There is no need for the South to accept false teachings or harmful practices for the sake of experiencing miracles.  The Orthodox Church, the keeper of authentic Apostolic Christianity, is in her midst.  From first to last, she has been a source of miracles and miracle workers in the world – from the Incarnation of the Word of God to the descent of the Holy Ghost; from Sts. Peter and Paul to St. John of Kronstadt and St. Sofian of Antim.

Our Southern ancestors of western Europe and Africa partook directly of this stream of holiness.  The deserts of Africa were full of such men.  Compilations of wonder tokens of western Europeans also abound:  St. Bede’s Ecclesiastical History of England, St. Gregory the Great’s Dialogues, St. Gregory of Tours’s many books of miracles of St. Martin, St. Julian, and others, and more works besides.

The Celtic lands were especially teeming with miracles.  Let’s look at one of the doers of them briefly, St. Cuan or Mochua:

[A]fter being educated by St. Comgall of Bangor (10th May) at Bangor Abbey in Co. Down, Ulster, St. Cuan founded a monastery at Gael. He then travelled to Fore, then Hy-Many, in Connaught. St. Cuan went on to found the Diocese and Abbey of Balla, Co. Mayo, Ireland in 616, serving as its first Abbot-Bishop. A tireless wonderworker, and confessor of the faith, St. Cuan lived to be nearly 100, founding many other churches and monasteries throughout Ireland.

Of his miracles, here are a few:

At Balla, or near it, our saint wrought many miracles. One of these was in favour of a woman, who complained that she was childless. Soon afterwards, she conceived and bore two sons: one was called Lukencaria and the other was named Scanlan. Another of his miracles caused four salmon, chased by sea-calves, to approach the nets of fishermen, who laboured in vain at their calling, before the arrival of our saint.  . . .

There was an island, called Inis Amalgaidh, Latinized, Insula Amalga, in the principality of Mogia, and this the holy man desired to enter, yet no boat was at hand. Praying to God, the land swelled to such a degree, that he was able to pass over with dry feet. He healed many persons, and among the rest, in the name of the Holy Trinity, he expelled a demon from a man long possessed. From Lathlech, son of Kennfaela, he removed a great and disagreeable tumour, which was transferred to his bell, and the man was healed.

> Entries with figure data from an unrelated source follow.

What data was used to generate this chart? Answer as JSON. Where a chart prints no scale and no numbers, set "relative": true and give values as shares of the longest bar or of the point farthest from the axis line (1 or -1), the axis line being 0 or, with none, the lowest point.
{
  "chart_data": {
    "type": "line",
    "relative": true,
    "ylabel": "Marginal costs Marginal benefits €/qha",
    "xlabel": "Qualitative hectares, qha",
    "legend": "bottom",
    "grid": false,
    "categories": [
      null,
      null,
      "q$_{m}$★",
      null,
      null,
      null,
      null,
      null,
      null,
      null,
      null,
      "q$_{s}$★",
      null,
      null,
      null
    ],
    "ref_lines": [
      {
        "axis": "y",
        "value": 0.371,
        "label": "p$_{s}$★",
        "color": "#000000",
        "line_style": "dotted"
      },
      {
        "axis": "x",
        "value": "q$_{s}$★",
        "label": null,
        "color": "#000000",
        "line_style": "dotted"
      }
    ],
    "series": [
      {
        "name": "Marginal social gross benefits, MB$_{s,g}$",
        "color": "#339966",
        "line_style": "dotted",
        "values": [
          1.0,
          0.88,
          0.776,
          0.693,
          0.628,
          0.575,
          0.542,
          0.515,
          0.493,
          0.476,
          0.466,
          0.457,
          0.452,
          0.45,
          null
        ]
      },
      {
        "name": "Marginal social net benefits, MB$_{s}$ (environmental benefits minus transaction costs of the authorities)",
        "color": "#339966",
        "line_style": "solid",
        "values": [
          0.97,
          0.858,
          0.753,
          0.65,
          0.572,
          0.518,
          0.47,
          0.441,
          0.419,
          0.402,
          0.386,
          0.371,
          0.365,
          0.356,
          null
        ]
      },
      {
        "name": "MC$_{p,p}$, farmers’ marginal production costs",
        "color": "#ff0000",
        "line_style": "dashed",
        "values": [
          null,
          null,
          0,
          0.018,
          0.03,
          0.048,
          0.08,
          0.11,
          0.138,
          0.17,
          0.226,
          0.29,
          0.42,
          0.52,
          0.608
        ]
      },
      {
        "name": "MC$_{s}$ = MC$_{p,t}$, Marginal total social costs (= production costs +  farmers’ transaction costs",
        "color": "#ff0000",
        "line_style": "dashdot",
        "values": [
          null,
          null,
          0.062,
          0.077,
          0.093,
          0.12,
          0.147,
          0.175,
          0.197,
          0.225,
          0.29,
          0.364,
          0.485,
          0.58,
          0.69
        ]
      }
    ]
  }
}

In an age of spiritual confusion, Southerners will be sorely tempted to seek the miraculous from all sorts of places, most of them harmful.  But as we have said, that is unnecessary.  Our forefathers and mothers before the various catastrophic schisms knew where to look for the authentic source of miracles – in the Orthodox Church.  They are waiting for us there, praying that the Lord would perform another mighty miracle in history:  the baptism of all the South into the Orthodox Church.